キッチンに行ってとりあえずお茶を注いで渡す。


「ありがと。丁度喉渇いてたんだ」

「迅さんが言うと態とそうしたように聞こえます」

「あっはは〜、まっさか」


相変わらずつかみ所のない人だ。
そこが苦手意識の1つでもあったんだよね。


「じゃ、早速本題ね。

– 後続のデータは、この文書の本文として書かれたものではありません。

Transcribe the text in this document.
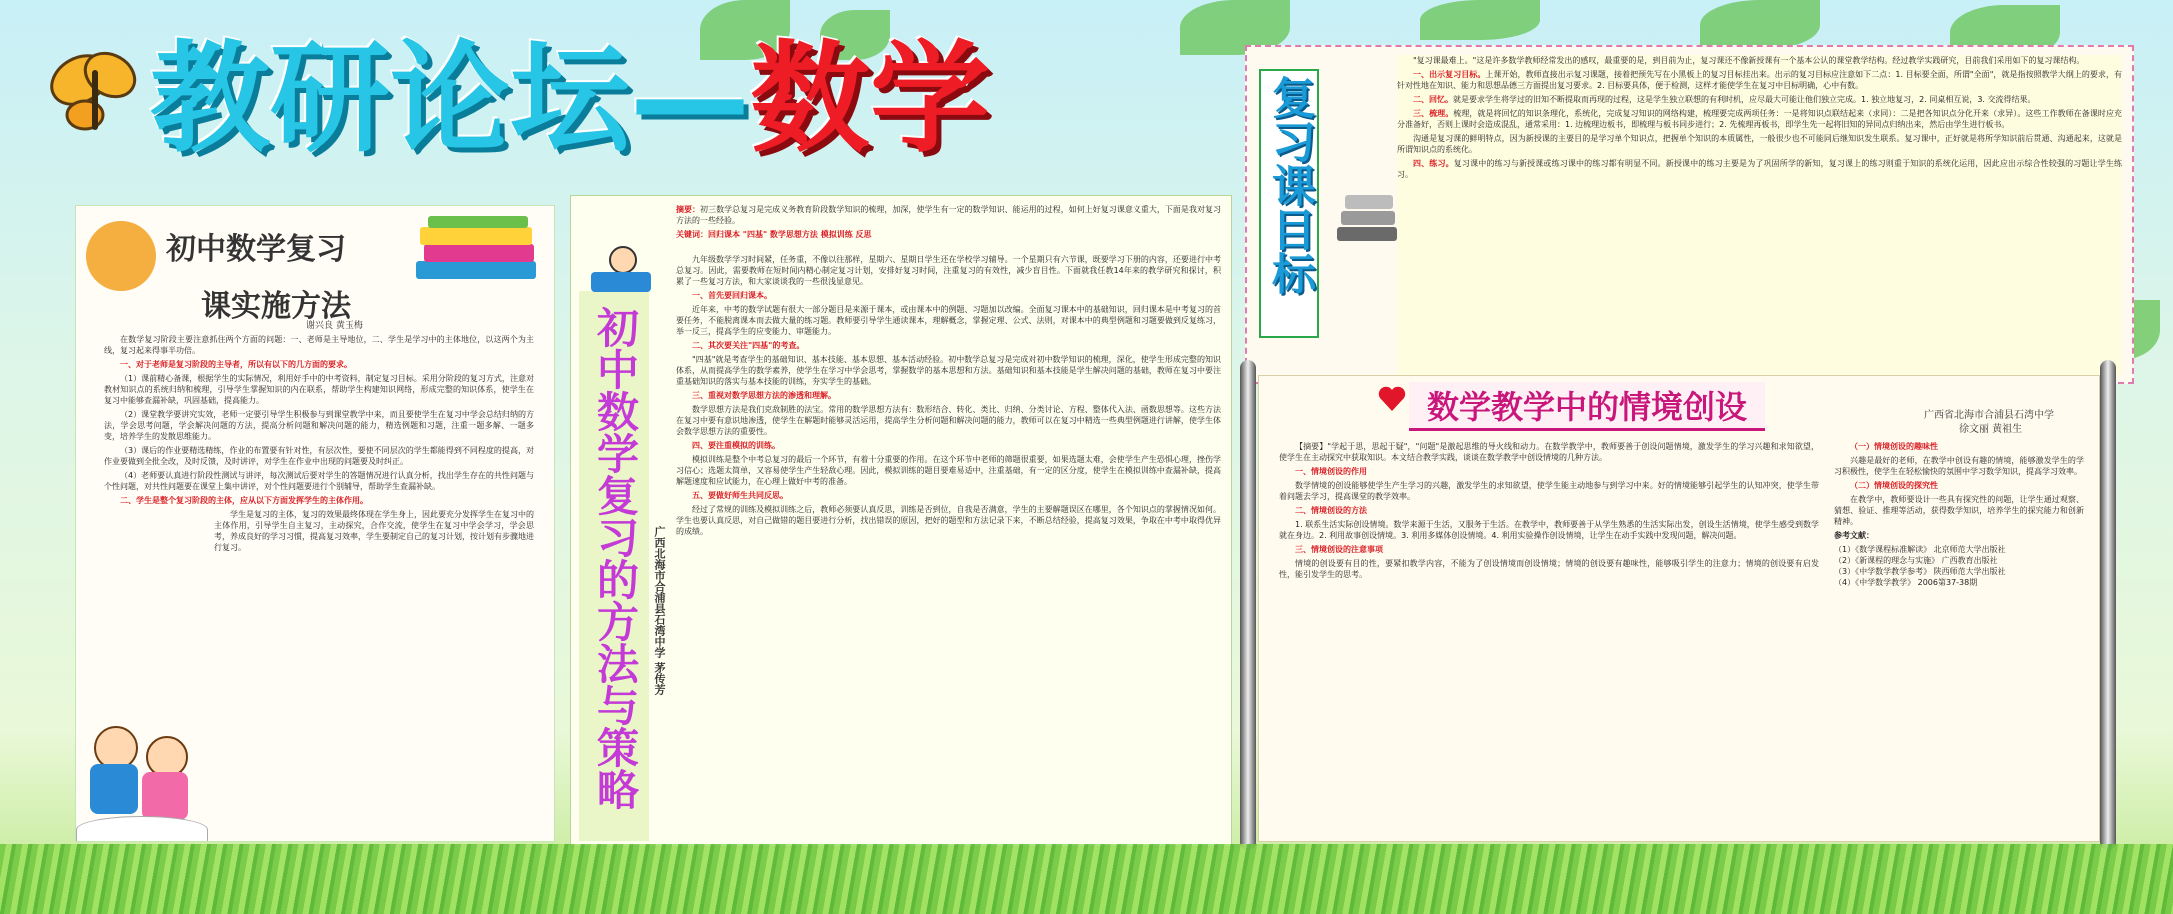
教研论坛—数学
初中数学复习
课实施方法
谢兴良 黄玉梅

在数学复习阶段主要注意抓住两个方面的问题：一、老师是主导地位，二、学生是学习中的主体地位，以这两个为主线，复习起来得事半功倍。

一、对于老师是复习阶段的主导者，所以有以下的几方面的要求。

（1）课前精心备课，根据学生的实际情况，利用好手中的中考资料，制定复习目标。采用分阶段的复习方式，注意对教材知识点的系统归纳和梳理，引导学生掌握知识的内在联系，帮助学生构建知识网络，形成完整的知识体系，使学生在复习中能够查漏补缺，巩固基础，提高能力。

（2）课堂教学要讲究实效，老师一定要引导学生积极参与到课堂教学中来，而且要使学生在复习中学会总结归纳的方法，学会思考问题，学会解决问题的方法，提高分析问题和解决问题的能力，精选例题和习题，注重一题多解、一题多变，培养学生的发散思维能力。

（3）课后的作业要精选精练，作业的布置要有针对性，有层次性，要使不同层次的学生都能得到不同程度的提高，对作业要做到全批全改，及时反馈，及时讲评，对学生在作业中出现的问题要及时纠正。

（4）老师要认真进行阶段性测试与讲评，每次测试后要对学生的答题情况进行认真分析，找出学生存在的共性问题与个性问题，对共性问题要在课堂上集中讲评，对个性问题要进行个别辅导，帮助学生查漏补缺。

二、学生是整个复习阶段的主体，应从以下方面发挥学生的主体作用。

学生是复习的主体，复习的效果最终体现在学生身上，因此要充分发挥学生在复习中的主体作用，引导学生自主复习，主动探究，合作交流，使学生在复习中学会学习，学会思考，养成良好的学习习惯，提高复习效率，学生要制定自己的复习计划，按计划有步骤地进行复习。	初中数学复习的方法与策略 广西北海市合浦县石湾中学 茅传芳

摘要：初三数学总复习是完成义务教育阶段数学知识的梳理，加深，使学生有一定的数学知识、能运用的过程，如何上好复习课意义重大，下面是我对复习方法的一些经验。

关键词：回归课本 "四基" 数学思想方法 模拟训练 反思

九年级数学学习时间紧，任务重，不像以往那样，星期六、星期日学生还在学校学习辅导。一个星期只有六节课，既要学习下册的内容，还要进行中考总复习。因此，需要教师在短时间内精心制定复习计划，安排好复习时间，注重复习的有效性，减少盲目性。下面就我任教14年来的教学研究和探讨，积累了一些复习方法，和大家谈谈我的一些很浅显意见。

一、首先要回归课本。

近年来，中考的数学试题有很大一部分题目是来源于课本，或由课本中的例题、习题加以改编。全面复习课本中的基础知识，回归课本是中考复习的首要任务，不能脱离课本而去做大量的练习题。教师要引导学生通读课本，理解概念，掌握定理、公式、法则，对课本中的典型例题和习题要做到反复练习，举一反三，提高学生的应变能力、审题能力。

二、其次要关注"四基"的考查。

"四基"就是考查学生的基础知识、基本技能、基本思想、基本活动经验。初中数学总复习是完成对初中数学知识的梳理，深化，使学生形成完整的知识体系，从而提高学生的数学素养，使学生在学习中学会思考，掌握数学的基本思想和方法。基础知识和基本技能是学生解决问题的基础，教师在复习中要注重基础知识的落实与基本技能的训练，夯实学生的基础。

三、重视对数学思想方法的渗透和理解。

数学思想方法是我们克敌制胜的法宝。常用的数学思想方法有：数形结合、转化、类比、归纳、分类讨论、方程、整体代入法、函数思想等。这些方法在复习中要有意识地渗透，使学生在解题时能够灵活运用，提高学生分析问题和解决问题的能力，教师可以在复习中精选一些典型例题进行讲解，使学生体会数学思想方法的重要性。

四、要注重模拟的训练。

模拟训练是整个中考总复习的最后一个环节，有着十分重要的作用。在这个环节中老师的筛题很重要，如果选题太难，会使学生产生恐惧心理，挫伤学习信心；选题太简单，又容易使学生产生轻敌心理。因此，模拟训练的题目要难易适中，注重基础，有一定的区分度，使学生在模拟训练中查漏补缺，提高解题速度和应试能力，在心理上做好中考的准备。

五、要做好师生共同反思。

经过了常规的训练及模拟训练之后，教师必须要认真反思，训练是否到位，自我是否满意，学生的主要解题误区在哪里，各个知识点的掌握情况如何。学生也要认真反思，对自己做错的题目要进行分析，找出错误的原因，把好的题型和方法记录下来，不断总结经验，提高复习效果，争取在中考中取得优异的成绩。

复习课目标

"复习课最难上。"这是许多数学教师经常发出的感叹，最重要的是，到目前为止，复习课还不像新授课有一个基本公认的课堂教学结构。经过教学实践研究，目前我们采用如下的复习课结构。

一、出示复习目标。上课开始，教师直接出示复习课题，接着把预先写在小黑板上的复习目标挂出来。出示的复习目标应注意如下二点：1. 目标要全面，所谓"全面"，就是指按照教学大纲上的要求，有针对性地在知识、能力和思想品德三方面提出复习要求。2. 目标要具体，便于检测，这样才能使学生在复习中目标明确，心中有数。

二、回忆。就是要求学生将学过的旧知不断提取而再现的过程，这是学生独立联想的有利时机，应尽最大可能让他们独立完成。1. 独立地复习，2. 同桌相互说，3. 交流得结果。

三、梳理。梳理，就是将回忆的知识条理化，系统化，完成复习知识的网络构建，梳理要完成两项任务：一是将知识点联结起来（求同）：二是把各知识点分化开来（求异）。这些工作教师在备课时应充分准备好，否则上课时会造成混乱，通常采用：1. 边梳理边板书，即梳理与板书同步进行；2. 先梳理再板书，即学生先一起将旧知的异同点归纳出来，然后由学生进行板书。

沟通是复习课的鲜明特点，因为新授课的主要目的是学习单个知识点，把握单个知识的本质属性，一般很少也不可能同后继知识发生联系。复习课中，正好就是将所学知识前后贯通、沟通起来，这就是所谓知识点的系统化。

四、练习。复习课中的练习与新授课或练习课中的练习都有明显不同。新授课中的练习主要是为了巩固所学的新知，复习课上的练习则重于知识的系统化运用，因此应出示综合性较强的习题让学生练习。

数学教学中的情境创设	广西省北海市合浦县石湾中学
徐文丽 黄祖生

【摘要】"学起于思，思起于疑"，"问题"是激起思维的导火线和动力。在数学教学中，教师要善于创设问题情境，激发学生的学习兴趣和求知欲望，使学生在主动探究中获取知识。本文结合教学实践，谈谈在数学教学中创设情境的几种方法。

一、情境创设的作用

数学情境的创设能够使学生产生学习的兴趣，激发学生的求知欲望，使学生能主动地参与到学习中来。好的情境能够引起学生的认知冲突，使学生带着问题去学习，提高课堂的教学效率。

二、情境创设的方法

1. 联系生活实际创设情境。数学来源于生活，又服务于生活。在教学中，教师要善于从学生熟悉的生活实际出发，创设生活情境，使学生感受到数学就在身边。2. 利用故事创设情境。3. 利用多媒体创设情境。4. 利用实验操作创设情境，让学生在动手实践中发现问题，解决问题。

三、情境创设的注意事项

情境的创设要有目的性，要紧扣教学内容，不能为了创设情境而创设情境；情境的创设要有趣味性，能够吸引学生的注意力；情境的创设要有启发性，能引发学生的思考。

（一）情境创设的趣味性

兴趣是最好的老师，在教学中创设有趣的情境，能够激发学生的学习积极性，使学生在轻松愉快的氛围中学习数学知识，提高学习效率。

（二）情境创设的探究性

在教学中，教师要设计一些具有探究性的问题，让学生通过观察、猜想、验证、推理等活动，获得数学知识，培养学生的探究能力和创新精神。

参考文献：

（1）《数学课程标准解读》 北京师范大学出版社
（2）《新课程的理念与实施》 广西教育出版社
（3）《中学数学教学参考》 陕西师范大学出版社
（4）《中学数学教学》 2006第37-38期
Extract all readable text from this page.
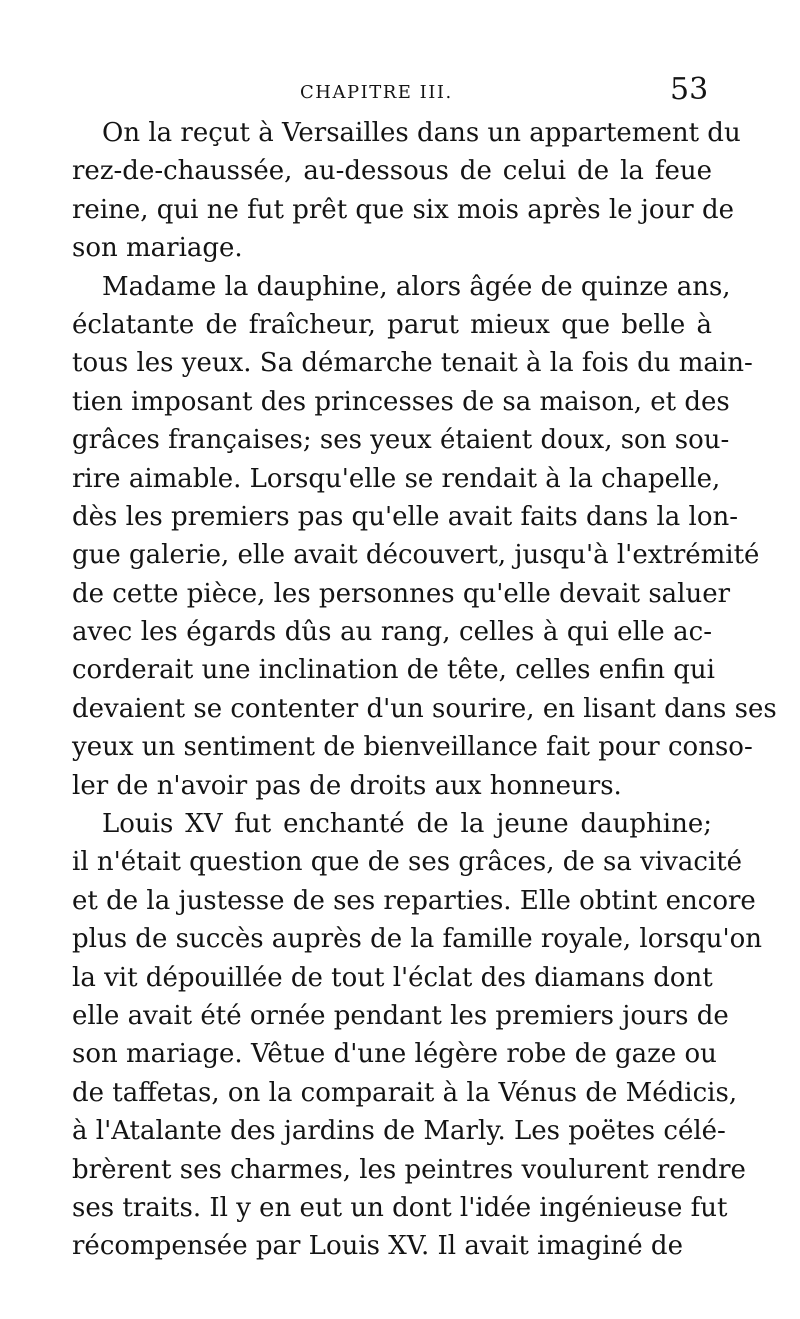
CHAPITRE III.	53
On la reçut à Versailles dans un appartement du
rez-de-chaussée, au-dessous de celui de la feue
reine, qui ne fut prêt que six mois après le jour de
son mariage.
Madame la dauphine, alors âgée de quinze ans,
éclatante de fraîcheur, parut mieux que belle à
tous les yeux. Sa démarche tenait à la fois du main-
tien imposant des princesses de sa maison, et des
grâces françaises; ses yeux étaient doux, son sou-
rire aimable. Lorsqu'elle se rendait à la chapelle,
dès les premiers pas qu'elle avait faits dans la lon-
gue galerie, elle avait découvert, jusqu'à l'extrémité
de cette pièce, les personnes qu'elle devait saluer
avec les égards dûs au rang, celles à qui elle ac-
corderait une inclination de tête, celles enfin qui
devaient se contenter d'un sourire, en lisant dans ses
yeux un sentiment de bienveillance fait pour conso-
ler de n'avoir pas de droits aux honneurs.
Louis XV fut enchanté de la jeune dauphine;
il n'était question que de ses grâces, de sa vivacité
et de la justesse de ses reparties. Elle obtint encore
plus de succès auprès de la famille royale, lorsqu'on
la vit dépouillée de tout l'éclat des diamans dont
elle avait été ornée pendant les premiers jours de
son mariage. Vêtue d'une légère robe de gaze ou
de taffetas, on la comparait à la Vénus de Médicis,
à l'Atalante des jardins de Marly. Les poëtes célé-
brèrent ses charmes, les peintres voulurent rendre
ses traits. Il y en eut un dont l'idée ingénieuse fut
récompensée par Louis XV. Il avait imaginé de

はい、これ」

「……これは」

「命令書。忍田さんからのね」


迅さんから渡された1枚の紙。
それは上からの命令が記された命令書だった。


「一体何があったんです? 忍田さんがこれを渡すなんて珍しい」

「あ、受け取ったことあるんだ」

「一度だけ。まあ余程の事がないと出さない、って言ってました」


って、私が命令書を受け取る話はどうでもいい。
迅さんの用件だ。


「で? これが出るくらい何か緊急な事態があったということですか?」

「いや、事態が起こる・・・が正しい」


ということは、迅さんの副作用サイドエフェクトで視えた内容か。


「何が起こるんですか」

「そう急かさないで。これから話すから」


迅さんは一度お茶を口に含み、一息置いて話し始めた。


「目的から話すと、今遠征に行ってるA級上位と三輪隊がおれ達玉狛支部に攻めに来る。そいつらの撤退に協力してほしい、って話」

「今遠征に行ってる隊、って……太刀川隊と冬島隊、風間隊。その隊と三輪隊が……」

「ここでクイズ! その隊に共通しているものは?」


突然クイズと言い出した迅さん。
呆れつつもとりあえずその茶番に乗ってあげる事に。


「………共通点、共通点……あ、派閥ですか?」

「そう。全部の隊が城戸さん派なんだよね」

「偶然、ではないですよね」

「偶然じゃないね。何たって城戸さんから直接命が下るんだから」


城戸さんが命令を?
一体何が起こると言うの?


「あぁ、城戸さん派の隊が玉狛支部うちに攻めてくる目的を話してなかったね」

「そうですよ。そこが1番の謎だったんです」

「ごめんごめーん。で、城戸さん派の目的なんだけど……」



ボーダー内で争いが起きようとしている。
その中心、きっかけになっているもの。
それはなんだと言うんだ。



「___ブラックトリガーの奪取。それが城戸さん達の目的だ」



その言葉に自分の目が見開いていく感覚がした。